Les atteintes majoritairement présentes chez l’enfant-victime

 

L’atteinte de l’enfant est la conséquence, non seulement des agressions directes dont il est l’objet, mais aussi de l’ambiance relationnelle générale dans laquelle elles ont le champ libre. Sont affectés en proportions variables : son corps, ses idées et ses valeurs, ses grands sentiments et les représentations qui les accompagnent, la mise en place de certaines dimensions de sa personnalité et ses comportements. 

Les principales atteintes intrapsychiques

 

  1. On constate fréquemment de la distorsion cognitive, c’est à dire des erreurs de pensée, en partie induite par l’auteur et en partie générée par le pouvoir d’autocréation de l’enfant,  ici erroné.  Un certain nombre pense être vraiment mauvais et mériter leur sort ; ou que, si l’on ne s’occupait plus d’eux à travers la maltraitance, on les abandonnerait et ce serait encore pire. D’autres encore pensent que la manière dont on les aime, avec du sexe, est normale, si pas un cadeau privilégié ; ils y voient une confirmation dans les éventuels moments d’excitation et de plaisir que leur corps ressent, etc.

Toutes ces idées, et bien d’autres encore que l’enfant concocte, constituent comme un mur de résistance entre les soignants potentiels et lui. S’il passe au travers et décide quand-même de parler, ces barrages intérieurs ne volent pas pour autant en éclats, et il faudra les évoquer avec lui et les écouter pour les démentir dans toute la mesure du possible. 
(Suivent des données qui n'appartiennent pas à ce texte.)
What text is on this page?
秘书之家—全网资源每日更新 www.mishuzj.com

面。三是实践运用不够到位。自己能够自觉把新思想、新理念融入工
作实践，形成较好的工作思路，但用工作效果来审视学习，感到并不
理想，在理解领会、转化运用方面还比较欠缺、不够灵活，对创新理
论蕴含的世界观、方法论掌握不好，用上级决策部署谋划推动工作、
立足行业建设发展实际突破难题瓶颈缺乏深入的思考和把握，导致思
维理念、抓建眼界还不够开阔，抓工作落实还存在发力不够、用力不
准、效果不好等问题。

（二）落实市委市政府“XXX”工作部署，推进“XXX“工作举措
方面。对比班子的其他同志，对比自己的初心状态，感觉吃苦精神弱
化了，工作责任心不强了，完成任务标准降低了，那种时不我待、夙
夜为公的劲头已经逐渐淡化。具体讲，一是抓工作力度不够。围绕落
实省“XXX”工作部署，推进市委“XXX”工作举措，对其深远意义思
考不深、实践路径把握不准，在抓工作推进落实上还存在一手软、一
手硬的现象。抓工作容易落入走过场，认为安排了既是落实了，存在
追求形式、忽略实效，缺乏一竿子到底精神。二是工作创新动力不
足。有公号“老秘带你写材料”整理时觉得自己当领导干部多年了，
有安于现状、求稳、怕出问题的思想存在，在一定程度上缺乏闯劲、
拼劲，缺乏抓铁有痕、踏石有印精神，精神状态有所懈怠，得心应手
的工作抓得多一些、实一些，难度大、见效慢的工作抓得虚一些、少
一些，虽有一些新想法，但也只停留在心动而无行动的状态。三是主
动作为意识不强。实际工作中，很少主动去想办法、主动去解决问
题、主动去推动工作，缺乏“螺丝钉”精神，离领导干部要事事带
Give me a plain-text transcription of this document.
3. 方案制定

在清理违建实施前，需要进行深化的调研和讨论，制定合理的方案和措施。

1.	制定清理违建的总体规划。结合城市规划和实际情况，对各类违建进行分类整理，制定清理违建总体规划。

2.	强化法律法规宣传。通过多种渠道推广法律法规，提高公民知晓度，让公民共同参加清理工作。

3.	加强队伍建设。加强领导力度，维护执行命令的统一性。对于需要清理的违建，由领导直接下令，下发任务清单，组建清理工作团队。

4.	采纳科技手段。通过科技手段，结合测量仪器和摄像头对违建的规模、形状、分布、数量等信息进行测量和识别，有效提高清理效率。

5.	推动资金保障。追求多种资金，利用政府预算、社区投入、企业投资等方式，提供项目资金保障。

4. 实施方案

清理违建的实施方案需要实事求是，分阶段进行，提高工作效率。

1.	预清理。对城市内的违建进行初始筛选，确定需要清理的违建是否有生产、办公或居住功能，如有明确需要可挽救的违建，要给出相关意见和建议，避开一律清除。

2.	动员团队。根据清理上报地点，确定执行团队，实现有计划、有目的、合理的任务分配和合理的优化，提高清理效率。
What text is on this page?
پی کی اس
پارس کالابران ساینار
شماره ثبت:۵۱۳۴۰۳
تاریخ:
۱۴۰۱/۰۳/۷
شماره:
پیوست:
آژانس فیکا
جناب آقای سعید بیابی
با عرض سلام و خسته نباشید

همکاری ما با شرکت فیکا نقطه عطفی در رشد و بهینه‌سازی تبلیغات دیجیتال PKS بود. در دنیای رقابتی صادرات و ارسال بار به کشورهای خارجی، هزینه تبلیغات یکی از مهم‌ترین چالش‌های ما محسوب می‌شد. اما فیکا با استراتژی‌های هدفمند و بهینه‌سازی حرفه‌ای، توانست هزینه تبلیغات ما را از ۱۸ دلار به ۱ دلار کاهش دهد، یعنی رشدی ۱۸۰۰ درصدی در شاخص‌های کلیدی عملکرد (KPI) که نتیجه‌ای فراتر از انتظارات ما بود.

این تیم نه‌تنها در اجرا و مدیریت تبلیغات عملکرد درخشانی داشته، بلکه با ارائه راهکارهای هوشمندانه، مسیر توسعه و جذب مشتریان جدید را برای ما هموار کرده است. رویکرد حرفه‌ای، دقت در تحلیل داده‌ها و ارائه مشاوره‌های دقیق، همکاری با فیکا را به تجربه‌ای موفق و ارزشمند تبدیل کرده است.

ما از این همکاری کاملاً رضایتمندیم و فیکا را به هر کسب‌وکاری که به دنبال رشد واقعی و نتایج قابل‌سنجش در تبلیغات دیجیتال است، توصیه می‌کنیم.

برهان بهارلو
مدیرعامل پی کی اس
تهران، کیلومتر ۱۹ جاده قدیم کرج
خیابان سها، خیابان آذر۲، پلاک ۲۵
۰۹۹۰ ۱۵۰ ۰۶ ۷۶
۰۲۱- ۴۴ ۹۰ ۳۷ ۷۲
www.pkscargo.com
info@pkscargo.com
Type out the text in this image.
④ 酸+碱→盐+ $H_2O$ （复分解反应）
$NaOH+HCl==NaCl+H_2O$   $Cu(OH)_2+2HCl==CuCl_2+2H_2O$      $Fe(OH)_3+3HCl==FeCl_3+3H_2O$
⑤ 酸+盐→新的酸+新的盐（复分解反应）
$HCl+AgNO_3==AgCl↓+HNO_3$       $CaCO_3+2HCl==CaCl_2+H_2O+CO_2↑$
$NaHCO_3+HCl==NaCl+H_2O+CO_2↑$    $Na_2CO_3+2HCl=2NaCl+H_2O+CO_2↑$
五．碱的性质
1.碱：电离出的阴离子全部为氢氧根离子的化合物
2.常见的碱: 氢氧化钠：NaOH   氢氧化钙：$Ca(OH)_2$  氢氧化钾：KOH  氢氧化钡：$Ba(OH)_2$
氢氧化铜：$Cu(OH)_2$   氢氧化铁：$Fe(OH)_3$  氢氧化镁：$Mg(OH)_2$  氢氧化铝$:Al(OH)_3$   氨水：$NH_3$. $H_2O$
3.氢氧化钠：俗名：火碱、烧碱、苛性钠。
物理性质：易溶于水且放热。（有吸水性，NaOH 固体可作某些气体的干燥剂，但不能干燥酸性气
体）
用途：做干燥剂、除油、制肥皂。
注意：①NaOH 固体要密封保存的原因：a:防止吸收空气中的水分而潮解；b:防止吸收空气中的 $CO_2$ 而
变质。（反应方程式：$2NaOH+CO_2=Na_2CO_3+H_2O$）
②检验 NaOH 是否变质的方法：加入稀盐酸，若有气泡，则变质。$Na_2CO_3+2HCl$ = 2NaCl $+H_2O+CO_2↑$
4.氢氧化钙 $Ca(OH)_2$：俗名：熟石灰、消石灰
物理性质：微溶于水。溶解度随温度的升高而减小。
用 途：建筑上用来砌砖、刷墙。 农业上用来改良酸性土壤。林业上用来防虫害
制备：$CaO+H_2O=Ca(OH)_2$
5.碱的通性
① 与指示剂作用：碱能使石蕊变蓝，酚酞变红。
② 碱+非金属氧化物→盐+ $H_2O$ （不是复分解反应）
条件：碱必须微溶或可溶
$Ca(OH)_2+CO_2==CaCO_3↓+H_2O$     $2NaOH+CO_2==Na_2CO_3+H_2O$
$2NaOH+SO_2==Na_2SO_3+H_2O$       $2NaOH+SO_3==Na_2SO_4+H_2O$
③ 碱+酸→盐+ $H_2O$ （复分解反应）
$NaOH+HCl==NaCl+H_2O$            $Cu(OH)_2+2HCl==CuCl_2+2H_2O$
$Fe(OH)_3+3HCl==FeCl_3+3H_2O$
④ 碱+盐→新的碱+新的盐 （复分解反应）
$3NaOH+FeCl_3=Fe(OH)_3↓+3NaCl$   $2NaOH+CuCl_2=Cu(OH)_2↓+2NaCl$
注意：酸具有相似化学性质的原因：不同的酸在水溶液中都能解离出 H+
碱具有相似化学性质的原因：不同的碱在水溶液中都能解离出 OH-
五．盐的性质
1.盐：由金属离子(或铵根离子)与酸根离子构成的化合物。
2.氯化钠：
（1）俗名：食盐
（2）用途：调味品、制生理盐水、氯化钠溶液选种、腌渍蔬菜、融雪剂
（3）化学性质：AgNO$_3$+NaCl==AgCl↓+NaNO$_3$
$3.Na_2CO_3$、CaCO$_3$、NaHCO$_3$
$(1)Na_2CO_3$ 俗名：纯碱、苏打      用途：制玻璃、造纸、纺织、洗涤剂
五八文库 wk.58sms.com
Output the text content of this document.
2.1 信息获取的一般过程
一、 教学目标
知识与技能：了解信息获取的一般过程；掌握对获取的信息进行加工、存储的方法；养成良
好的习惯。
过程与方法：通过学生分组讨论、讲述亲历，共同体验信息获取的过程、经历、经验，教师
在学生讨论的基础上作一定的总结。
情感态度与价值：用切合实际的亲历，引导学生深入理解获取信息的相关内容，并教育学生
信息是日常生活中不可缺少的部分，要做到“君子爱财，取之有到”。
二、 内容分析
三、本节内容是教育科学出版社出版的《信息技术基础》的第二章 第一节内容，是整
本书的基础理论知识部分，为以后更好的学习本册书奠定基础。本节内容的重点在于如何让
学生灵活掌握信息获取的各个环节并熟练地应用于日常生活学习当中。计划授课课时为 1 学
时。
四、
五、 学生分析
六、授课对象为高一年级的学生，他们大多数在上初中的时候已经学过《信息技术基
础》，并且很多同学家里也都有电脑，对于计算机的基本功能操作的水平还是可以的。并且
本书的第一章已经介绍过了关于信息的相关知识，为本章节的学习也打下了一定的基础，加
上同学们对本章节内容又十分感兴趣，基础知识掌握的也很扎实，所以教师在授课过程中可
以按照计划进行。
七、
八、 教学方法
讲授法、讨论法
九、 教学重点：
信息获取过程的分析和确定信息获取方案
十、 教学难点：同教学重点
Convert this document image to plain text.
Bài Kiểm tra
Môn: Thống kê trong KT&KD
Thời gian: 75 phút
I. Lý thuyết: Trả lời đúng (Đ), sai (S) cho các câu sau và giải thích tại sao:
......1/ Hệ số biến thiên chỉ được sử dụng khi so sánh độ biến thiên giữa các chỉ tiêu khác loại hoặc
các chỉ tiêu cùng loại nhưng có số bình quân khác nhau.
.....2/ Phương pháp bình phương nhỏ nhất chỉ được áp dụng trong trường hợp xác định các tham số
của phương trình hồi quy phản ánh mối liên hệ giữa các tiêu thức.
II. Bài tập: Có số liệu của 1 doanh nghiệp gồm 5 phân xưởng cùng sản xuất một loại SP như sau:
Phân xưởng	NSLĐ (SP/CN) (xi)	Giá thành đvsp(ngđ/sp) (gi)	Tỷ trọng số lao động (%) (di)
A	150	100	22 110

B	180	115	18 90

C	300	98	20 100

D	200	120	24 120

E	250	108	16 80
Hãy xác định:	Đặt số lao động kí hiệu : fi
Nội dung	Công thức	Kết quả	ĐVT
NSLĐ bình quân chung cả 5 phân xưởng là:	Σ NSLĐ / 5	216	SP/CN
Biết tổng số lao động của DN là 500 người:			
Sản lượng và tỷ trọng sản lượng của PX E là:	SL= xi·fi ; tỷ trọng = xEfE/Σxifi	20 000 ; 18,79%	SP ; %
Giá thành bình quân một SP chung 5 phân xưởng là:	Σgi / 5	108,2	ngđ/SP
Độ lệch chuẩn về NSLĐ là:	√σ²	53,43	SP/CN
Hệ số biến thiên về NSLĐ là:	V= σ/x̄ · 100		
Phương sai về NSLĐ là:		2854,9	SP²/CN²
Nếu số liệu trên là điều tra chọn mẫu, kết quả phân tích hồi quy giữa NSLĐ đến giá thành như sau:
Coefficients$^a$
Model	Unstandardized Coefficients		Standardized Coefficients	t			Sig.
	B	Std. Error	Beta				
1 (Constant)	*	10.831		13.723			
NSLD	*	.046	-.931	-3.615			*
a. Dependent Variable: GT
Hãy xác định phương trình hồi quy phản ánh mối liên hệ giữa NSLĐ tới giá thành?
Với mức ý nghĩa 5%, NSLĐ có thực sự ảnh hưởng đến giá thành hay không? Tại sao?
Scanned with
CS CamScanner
2. L’enfant est fréquemment habité par un va-et-vient d’affects pénibles et de représentations mentales qui y sont liées (« vécus intérieurs ») :  

Dans les cas de longue durée où la répétition des sévices est prévisible, et s’opère en outre sans chocs effrayants, un refoulement plus stable peut s’installer : à l’avant-plan, un automate, vide d’affects, qui subit un quotidien sans joie,  évoluant dans une sorte de brouillard gris. A l’arrière-plan, celui auquel il essaie de ne pas penser : l’enfant chargé de toutes ses souffrances. Les vécus intérieurs les plus habituels sont : 

◊ - L’angoisse : angoisse de mal faire et d’attirer les foudres de l’auteur ; angoisse de l’imprévisibilité du retour du sévice, souvent avec des préludes odieux ; angoisse d’avoir mal, d’avoir le corps définitivement abîmé, de mourir peut-être ; angoisse que ça se voie à l’extérieur, d’une manière ou d’une autre ; angoisséré et « cuisiné » pour avouer ;  angoisse de tout détruire autour de soi ou de la punition, jusqu’à  aller en prison parce que « on l’a fait »; angoisse d’être abandonné, de perdre l’affection des autres parce que stigmatisé ; etc. 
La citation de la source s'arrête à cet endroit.